L'Haÿ-les-Roses (/fr/) is an underground station on Line 14 of the Paris Metro. It is part of the Grand Paris Express project. The station is located in the commune of L'Haÿ-les-Roses at the intersection of Rue de Bicêtre, Rue de Lallier and Rue Paul Hochart. The station opened on 24 June 2024 as part of the extension of Line 14 from to Aéroport d'Orly.

== History ==
L'Haÿ-les-Roses station serves a densely populated area currently undergoing revitalization. The station is expected to act as a catalyst for a proposed urban renewal program for the area.

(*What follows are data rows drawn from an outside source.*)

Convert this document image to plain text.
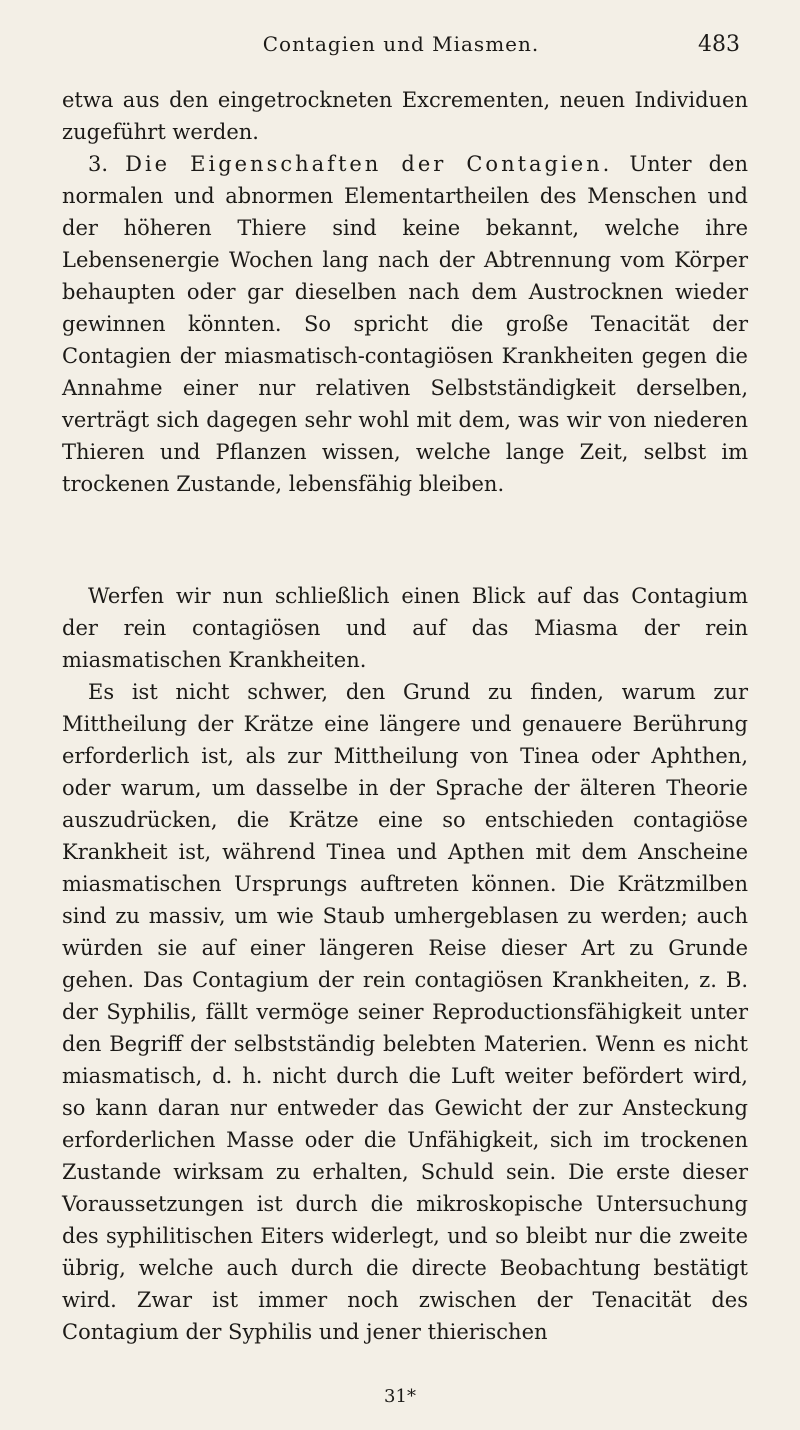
Contagien und Miasmen.	483

etwa aus den eingetrockneten Excrementen, neuen Individuen zugeführt werden.

3. Die Eigenschaften der Contagien. Unter den normalen und abnormen Elementartheilen des Menschen und der höheren Thiere sind keine bekannt, welche ihre Lebensenergie Wochen lang nach der Abtrennung vom Körper behaupten oder gar dieselben nach dem Austrocknen wieder gewinnen könnten. So spricht die große Tenacität der Contagien der miasmatisch-contagiösen Krankheiten gegen die Annahme einer nur relativen Selbstständigkeit derselben, verträgt sich dagegen sehr wohl mit dem, was wir von niederen Thieren und Pflanzen wissen, welche lange Zeit, selbst im trockenen Zustande, lebensfähig bleiben.

Werfen wir nun schließlich einen Blick auf das Contagium der rein contagiösen und auf das Miasma der rein miasmatischen Krankheiten.

Es ist nicht schwer, den Grund zu finden, warum zur Mittheilung der Krätze eine längere und genauere Berührung erforderlich ist, als zur Mittheilung von Tinea oder Aphthen, oder warum, um dasselbe in der Sprache der älteren Theorie auszudrücken, die Krätze eine so entschieden contagiöse Krankheit ist, während Tinea und Apthen mit dem Anscheine miasmatischen Ursprungs auftreten können. Die Krätzmilben sind zu massiv, um wie Staub umhergeblasen zu werden; auch würden sie auf einer längeren Reise dieser Art zu Grunde gehen. Das Contagium der rein contagiösen Krankheiten, z. B. der Syphilis, fällt vermöge seiner Reproductionsfähigkeit unter den Begriff der selbstständig belebten Materien. Wenn es nicht miasmatisch, d. h. nicht durch die Luft weiter befördert wird, so kann daran nur entweder das Gewicht der zur Ansteckung erforderlichen Masse oder die Unfähigkeit, sich im trockenen Zustande wirksam zu erhalten, Schuld sein. Die erste dieser Voraussetzungen ist durch die mikroskopische Untersuchung des syphilitischen Eiters widerlegt, und so bleibt nur die zweite übrig, welche auch durch die directe Beobachtung bestätigt wird. Zwar ist immer noch zwischen der Tenacität des Contagium der Syphilis und jener thierischen

31*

Construction of the station commenced in March 2018 under the leadership of a consortium led by Razel-Bec, a subsidiary of the Fayat Group. Franklin Azzi Architecture designed the station, while Studio Nonotak (Noemi Schipfer and Takami Nakamoto) contributed a complementary artistic work.

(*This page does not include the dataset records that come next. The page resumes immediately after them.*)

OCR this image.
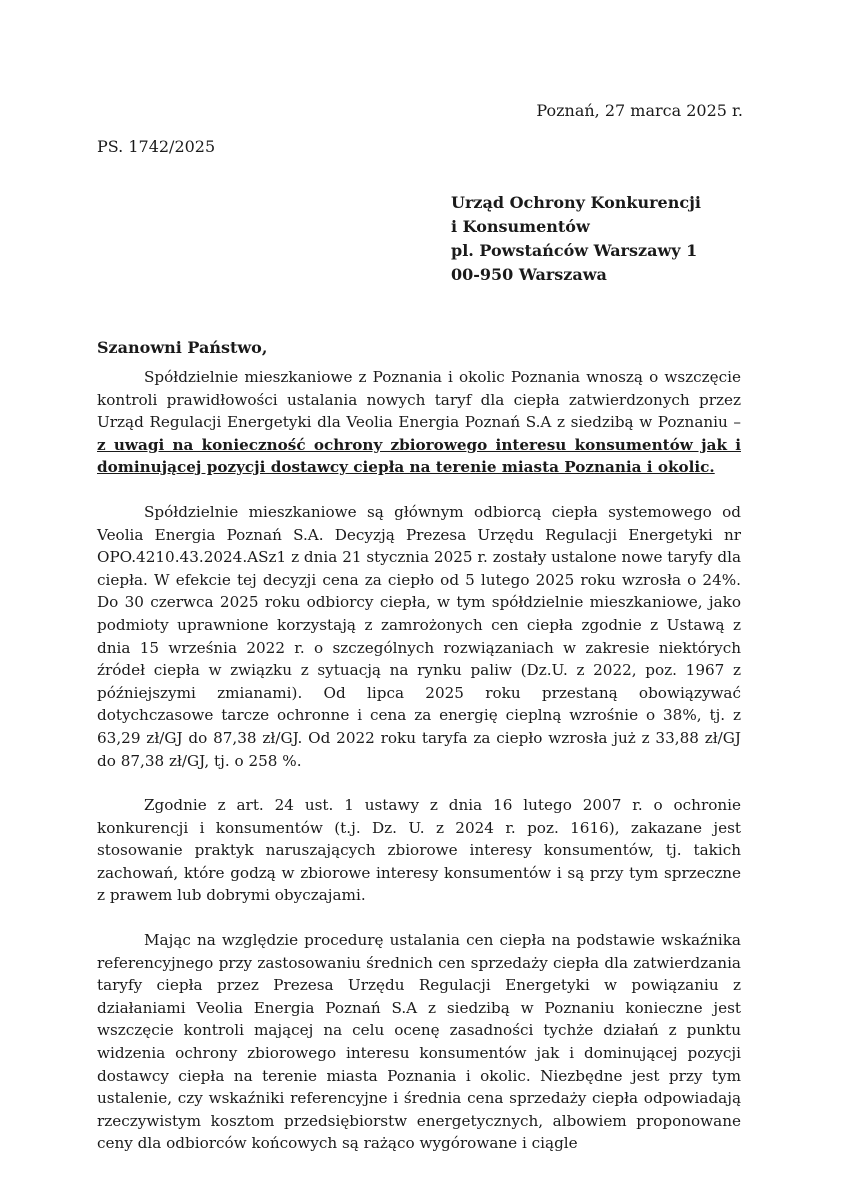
Poznań, 27 marca 2025 r.
PS. 1742/2025
Urząd Ochrony Konkurencji
i Konsumentów
pl. Powstańców Warszawy 1
00-950 Warszawa
Szanowni Państwo,

Spółdzielnie mieszkaniowe z Poznania i okolic Poznania wnoszą o wszczęcie kontroli prawidłowości ustalania nowych taryf dla ciepła zatwierdzonych przez Urząd Regulacji Energetyki dla Veolia Energia Poznań S.A z siedzibą w Poznaniu – z uwagi na konieczność ochrony zbiorowego interesu konsumentów jak i dominującej pozycji dostawcy ciepła na terenie miasta Poznania i okolic.

Spółdzielnie mieszkaniowe są głównym odbiorcą ciepła systemowego od Veolia Energia Poznań S.A. Decyzją Prezesa Urzędu Regulacji Energetyki nr OPO.4210.43.2024.ASz1 z dnia 21 stycznia 2025 r. zostały ustalone nowe taryfy dla ciepła. W efekcie tej decyzji cena za ciepło od 5 lutego 2025 roku wzrosła o 24%. Do 30 czerwca 2025 roku odbiorcy ciepła, w tym spółdzielnie mieszkaniowe, jako podmioty uprawnione korzystają z zamrożonych cen ciepła zgodnie z Ustawą z dnia 15 września 2022 r. o szczególnych rozwiązaniach w zakresie niektórych źródeł ciepła w związku z sytuacją na rynku paliw (Dz.U. z 2022, poz. 1967 z późniejszymi zmianami). Od lipca 2025 roku przestaną obowiązywać dotychczasowe tarcze ochronne i cena za energię cieplną wzrośnie o 38%, tj. z 63,29 zł/GJ do 87,38 zł/GJ. Od 2022 roku taryfa za ciepło wzrosła już z 33,88 zł/GJ do 87,38 zł/GJ, tj. o 258 %.

Zgodnie z art. 24 ust. 1 ustawy z dnia 16 lutego 2007 r. o ochronie konkurencji i konsumentów (t.j. Dz. U. z 2024 r. poz. 1616), zakazane jest stosowanie praktyk naruszających zbiorowe interesy konsumentów, tj. takich zachowań, które godzą w zbiorowe interesy konsumentów i są przy tym sprzeczne z prawem lub dobrymi obyczajami.

Mając na względzie procedurę ustalania cen ciepła na podstawie wskaźnika referencyjnego przy zastosowaniu średnich cen sprzedaży ciepła dla zatwierdzania taryfy ciepła przez Prezesa Urzędu Regulacji Energetyki w powiązaniu z działaniami Veolia Energia Poznań S.A z siedzibą w Poznaniu konieczne jest wszczęcie kontroli mającej na celu ocenę zasadności tychże działań z punktu widzenia ochrony zbiorowego interesu konsumentów jak i dominującej pozycji dostawcy ciepła na terenie miasta Poznania i okolic. Niezbędne jest przy tym ustalenie, czy wskaźniki referencyjne i średnia cena sprzedaży ciepła odpowiadają rzeczywistym kosztom przedsiębiorstw energetycznych, albowiem proponowane ceny dla odbiorców końcowych są rażąco wygórowane i ciągle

Initially named the Chevilly - Trois Communes project, the station's final name was chosen through a public consultation held from 20 June to 4 July 2022. Voters selected L'Haÿ-les-Roses, which was officially announced on 27 July 2022, other proposed names were Lallier-Bicêtre and Paul Hochart.

==Passenger services==
===Access===
The resort has two entrances:
- access 1 Rue de Bicêtre;
- access 2 ZAC Lallier.

===Platforms===
The station is standard for line 14 with two 120m long platforms, with automatic platform screen doors rising to the ceiling, characteristic of the new stations of the southern extension of the line, to be in accordance with the new architectural standards of the Société des Grands Projets stations.

===Other connections===
The station is connected to lines 131, 286 of the RATP bus network and line v2 of the Valouette bus network.